Toronto should be "a leader" in the region's transit-funding discussion, said the city's chief planner, who warned that refusing to invest simply pushes the problem onto the next generation.

Speaking after an address on transit hosted by the Economic Club of Canada, Jennifer Keesmaat said she is keen for the issue of funding to make its way onto the council floor Tuesday, and is looking forward to a meaningful debate.

"I'm hoping it will be re-opened and I'm hoping there'll be a rigorous conversation," she told reporters. "This is also about making a recommendation to the province for [transit funding] tools on a regional scale. And it behooves the city of Toronto to add its voice to that conversation, and I would argue to be a leader in that conversation. But adding its voice to that conversation is essential."

Led by Mayor Rob Ford, the city's cabinet-like executive committee voted last month to defer city council's debate about revenue tools for transit until late May. They chose to push it to a date after the board of Metrolinx, the regional transit agency, will approve its recommended funding mechanisms for the $34-billion in transit planning, effectively nullifying Toronto's contribution to those recommendations.

A number of city politicians are eager to force the issue onto the agenda for the council meeting Tuesday, though, undeterred by Mr.

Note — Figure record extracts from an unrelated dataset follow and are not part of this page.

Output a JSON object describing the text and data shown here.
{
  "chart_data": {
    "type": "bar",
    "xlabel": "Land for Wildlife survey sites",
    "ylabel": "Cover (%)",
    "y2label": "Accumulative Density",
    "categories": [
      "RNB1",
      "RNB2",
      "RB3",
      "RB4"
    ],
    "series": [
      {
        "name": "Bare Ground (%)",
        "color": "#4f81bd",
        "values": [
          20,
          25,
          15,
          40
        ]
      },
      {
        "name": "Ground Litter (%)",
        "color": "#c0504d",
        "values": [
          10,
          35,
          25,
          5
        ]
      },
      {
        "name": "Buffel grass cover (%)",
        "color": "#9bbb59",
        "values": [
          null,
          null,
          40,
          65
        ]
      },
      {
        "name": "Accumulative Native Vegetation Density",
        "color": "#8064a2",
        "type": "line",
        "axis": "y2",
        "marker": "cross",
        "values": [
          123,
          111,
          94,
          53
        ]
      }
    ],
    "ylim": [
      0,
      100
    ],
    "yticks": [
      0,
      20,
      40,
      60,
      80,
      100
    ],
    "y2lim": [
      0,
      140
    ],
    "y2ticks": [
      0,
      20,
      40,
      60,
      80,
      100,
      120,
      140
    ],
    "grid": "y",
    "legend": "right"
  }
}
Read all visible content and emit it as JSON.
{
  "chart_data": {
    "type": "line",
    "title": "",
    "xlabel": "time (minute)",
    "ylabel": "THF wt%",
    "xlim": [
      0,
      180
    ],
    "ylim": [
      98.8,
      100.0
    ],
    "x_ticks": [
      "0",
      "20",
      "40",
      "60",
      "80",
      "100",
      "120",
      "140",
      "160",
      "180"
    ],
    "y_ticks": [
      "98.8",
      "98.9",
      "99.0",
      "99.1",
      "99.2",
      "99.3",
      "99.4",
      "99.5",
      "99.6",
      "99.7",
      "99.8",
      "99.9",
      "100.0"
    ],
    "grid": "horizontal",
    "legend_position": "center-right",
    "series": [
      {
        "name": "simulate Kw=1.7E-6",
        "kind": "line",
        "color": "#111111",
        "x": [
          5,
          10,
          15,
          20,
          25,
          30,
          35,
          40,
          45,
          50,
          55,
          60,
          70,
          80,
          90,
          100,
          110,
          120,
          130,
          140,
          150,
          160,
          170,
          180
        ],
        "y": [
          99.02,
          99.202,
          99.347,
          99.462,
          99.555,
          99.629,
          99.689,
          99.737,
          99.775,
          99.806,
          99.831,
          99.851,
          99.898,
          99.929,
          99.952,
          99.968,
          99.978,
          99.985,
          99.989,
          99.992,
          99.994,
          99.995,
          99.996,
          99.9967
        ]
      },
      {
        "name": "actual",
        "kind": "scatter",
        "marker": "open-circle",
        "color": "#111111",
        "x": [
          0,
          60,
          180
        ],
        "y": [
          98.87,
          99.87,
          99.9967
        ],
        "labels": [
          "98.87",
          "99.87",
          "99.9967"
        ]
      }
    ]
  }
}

Ford's warning he will try to tar them for supporting tax increases.

Ms. Keesmaat had been speaking about how the city could "rediscover our transit mojo" and pointed out to the lunchtime crowd that Toronto had once been a leader in transit planning. But she noted in her address that investment dropped off dramatically a generation ago, and said the city has been only "tinkering" around the margins of the system ever since.

"I wasn't being facetious when I say 'we're cashing in on the legacy but we haven't been contributing to it,' and I think this is something we need to grapple with," she stressed to reporters after the talk. "In some ways, not investing today, we're just putting it off on another generation. It never goes away, the need never goes away."

And this matters, she warned, because the city's economic future depends on attracting and retaining the boomer echo generation. These people, aged 18-34, want to live a different life than their parents and value access to transit, cycling infrastructure and walkability, she explained.

"That generation is already voting … through our condo boom," Ms. Keesmaat told the audience, referencing the scores of building that have sprung up in downtown Toronto. "They're showing us where they want to live."